One example of OA-mQTLs operating in both foetal and aged human cartilage is on chromosome 15, where mQTLs at cg12031962 and cg12382153 map to ALDH1A2 (P=7.4×10⁻¹³ and 1.3×10⁻⁴, respectively). These mQTLs co-localise with the primary phenotypes “Hand OA” (PP=0.99, Fig. 5B), “Thumb OA” (PP=0.99), “Total Knee Replacement” (PP=0.98) and “Finger OA” (PP=0.93; Table S14) marked by the risk SNV rs11071366 (A>T). At both CpGs, OA-mQTLs have previously been reported in adult cartilage (Table 3). The methylation site cg12382153 falls within an open chromatin peak flanking the ALDH1A2 transcriptional start site (Fig.5C). Here, the major and OA effect allele, A, correlates with a decrease in DNAm at both CpGs, consistent with reports in aged cartilage⁸.

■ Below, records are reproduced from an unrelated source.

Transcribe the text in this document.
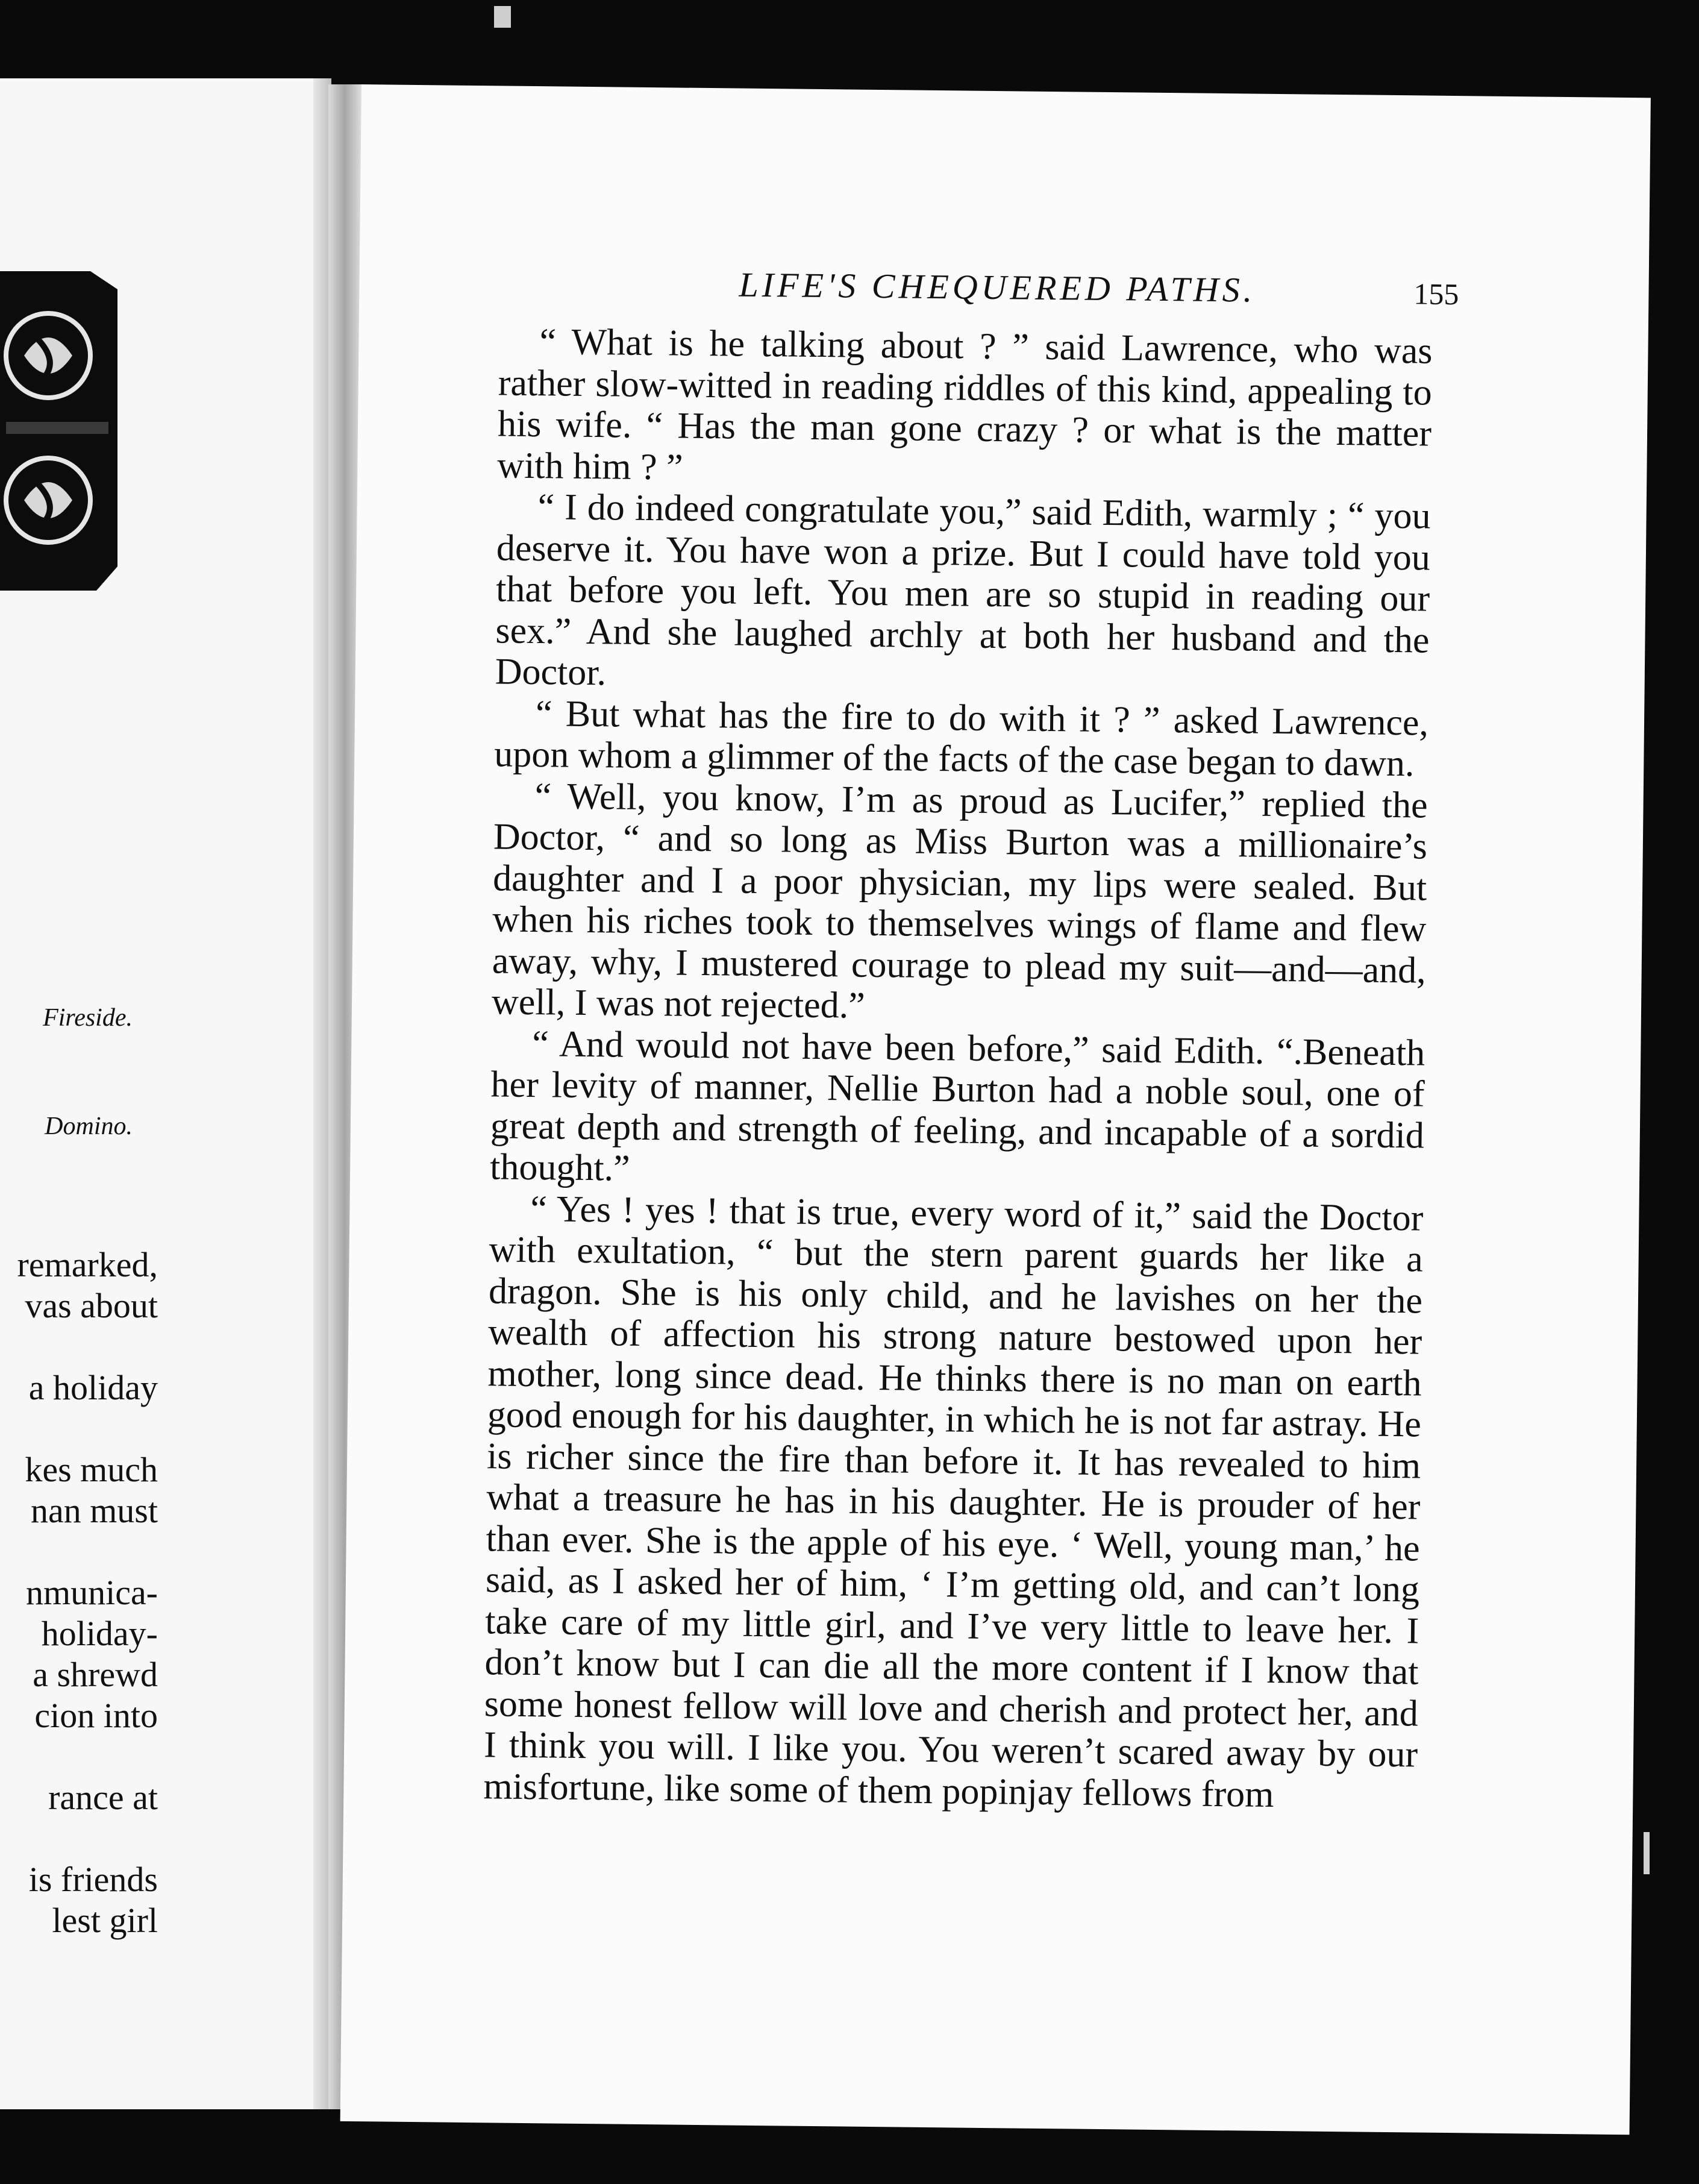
Fireside.
Domino.
remarked,
vas about
a holiday
kes much
nan must
nmunica-
holiday-
a shrewd
cion into
rance at
is friends
lest girl
LIFE'S CHEQUERED PATHS.	155

“ What is he talking about ? ” said Lawrence, who was rather slow-witted in reading riddles of this kind, appealing to his wife. “ Has the man gone crazy ? or what is the matter with him ? ”

“ I do indeed congratulate you,” said Edith, warmly ; “ you deserve it. You have won a prize. But I could have told you that before you left. You men are so stupid in reading our sex.” And she laughed archly at both her husband and the Doctor.

“ But what has the fire to do with it ? ” asked Lawrence, upon whom a glimmer of the facts of the case began to dawn.

“ Well, you know, I’m as proud as Lucifer,” replied the Doctor, “ and so long as Miss Burton was a millionaire’s daughter and I a poor physician, my lips were sealed. But when his riches took to themselves wings of flame and flew away, why, I mustered courage to plead my suit—and—and, well, I was not rejected.”

“ And would not have been before,” said Edith. “.Beneath her levity of manner, Nellie Burton had a noble soul, one of great depth and strength of feeling, and incapable of a sordid thought.”

“ Yes ! yes ! that is true, every word of it,” said the Doctor with exultation, “ but the stern parent guards her like a dragon. She is his only child, and he lavishes on her the wealth of affection his strong nature bestowed upon her mother, long since dead. He thinks there is no man on earth good enough for his daughter, in which he is not far astray. He is richer since the fire than before it. It has revealed to him what a treasure he has in his daughter. He is prouder of her than ever. She is the apple of his eye. ‘ Well, young man,’ he said, as I asked her of him, ‘ I’m getting old, and can’t long take care of my little girl, and I’ve very little to leave her. I don’t know but I can die all the more content if I know that some honest fellow will love and cherish and protect her, and I think you will. I like you. You weren’t scared away by our misfortune, like some of them popinjay fellows from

Conversely, on chromosome 20, a single intronic mQTL was identified which maps to a previously unreported site at a known OA risk locus, mapping to the gene GDF5 (Fig.5D). Here, DNAm at cg12548730 co-localised with the OA risk SNV rs143384 in the “All OA” (PP = 0.916), “Total Joint Replacement” (PP = 0.915) and “Knee and Hip OA” (PP = 0.891) primary phenotypes (Table S14). The CpG is located within an intron of UQCC1, downstream of previously reported GDF5 cartilage enhancers R3 and R4^40,41. The OA effect allele (G) significantly correlated with lower levels of DNAm (P=9.7×10⁻⁶; Fig.5D). Analysis of our existing knee cartilage ATAC-seq dataset in human foetal (distal femur) and adult cartilage samples showed that the CpG is located adjacent to an open chromatin peak in foetal cartilage (blue), which is not an accessible region in OA cartilage (orange). This region has not previously been investigated as a regulatory element for GDF5. A previous mQTL at this locus has been reported in adult OA cartilage, located adjacent to the promoter of UQCC1 (cg14752227)¹¹.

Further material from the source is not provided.